Planted crops and recent clearing to distant tree line

We left the farm a while later and headed back through the jungle to the main road, Reverend jumped off at Kissi Town and we continued on for 10 miles on okatas, luckily with no rain.  The fog clawed its way over the mountains on the left and on the right the Atlantic waters seeped into low lying rice fields and palm trees. 

L to R: Ashley, Abul, Alpha Festus, and Rev. Spencer

            2.5 hours later we were slogging our way up a hill to our home, kids yelling in glee and playing soccer barefoot on shards of glass and broken concrete.

At SFO

          We arrived in Sierra Leone last night at Lungi Internatoinal Airport and were overjoyed that all five bags arrived with us. A bag for Ashley and I, two 50 lb. bags of shoes, and a 50 lb. bag of clothes, solar lights, medicine, and an essential 3 lb. can of peanut butter. Per usual, a 20ish year old kid asked about the contents of our bags at immigration.

“What do you have in the bags, Sir?”

“Shoes and clothes,” I replied.

“Shoes? Clothes?”

“Shoes and clothes.”

            I started to open the bags to show him, but he slowly waived me off and motioned for me to move along. For all he knew, my bags could have been bulging at the seams with cocaine, AK-47s, or a small child. The bags weren’t checked at San Francisco International either, so I wonder where all this ‘ramping up of security’ I hear about on the news is happening. I surveyed the range of innocent to shifty eyes elbowing their way to the baggage belt, my imagination considering the contents of each bag.

              We met a woman on the plane who was part of a missionary team from Minnesota. This lady had never seen the ocean and had never been out of the country until this trip. Nothing like baptism by fire, so to speak, with her first trip being to SL. I hope she is faring well today.

              A 7 hour layover in London saw us taking the tube to Covent Gardens, lunch with Ashley’s mom who was working in London for a few days, fluffy pancackes and napkins folded perfectly. Groups of women leaning toward each other and chatting about a ‘handsome bloke,’ a ‘stunning purse,’ and the warm day they were to have in the park. Strange to several hours later be watching an old lady wearing one flip flop beg for coins at Lungi Airport.

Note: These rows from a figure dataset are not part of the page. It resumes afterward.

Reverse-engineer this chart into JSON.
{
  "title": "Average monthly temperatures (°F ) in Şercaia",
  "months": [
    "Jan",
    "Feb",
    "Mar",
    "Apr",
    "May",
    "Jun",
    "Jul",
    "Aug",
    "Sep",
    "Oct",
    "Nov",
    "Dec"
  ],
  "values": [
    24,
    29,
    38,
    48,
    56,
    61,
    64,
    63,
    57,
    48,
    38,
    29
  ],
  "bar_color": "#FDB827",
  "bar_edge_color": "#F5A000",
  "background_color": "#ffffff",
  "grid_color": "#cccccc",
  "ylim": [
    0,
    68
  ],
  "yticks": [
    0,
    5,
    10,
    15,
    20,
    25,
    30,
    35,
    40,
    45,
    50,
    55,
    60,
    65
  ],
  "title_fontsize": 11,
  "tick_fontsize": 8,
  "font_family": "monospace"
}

               Ashley and I exited the airport, swarmed by hawkers and taxi drivers. Ashley purchased tickets for the 40-minute boat ride from Lungi to Freetown and we were soon bouncing our way along in a van to the docks. The boat ride from was dips and rises with the water, a scratchy TV planning the same two music videos over and over: guys crouching on Lumley Beach outside Freetown, flashing shiny watches and dark sunglasses, dancing with buxom ladies. Ashley and I had gone running on that same beach numerous times last summer and counted dead dogs and hypodermic needles with each step. How nice things look on television.

             Time sped up and everything seemed a blur: being picked up at the dock by two Americans from Oregon who are kindly offering their home for us, warm wind pouring over us, streams of smoke and dozens of men chatting on the sides of the road, a cold shower, and a dreamless sleep for 11 hours.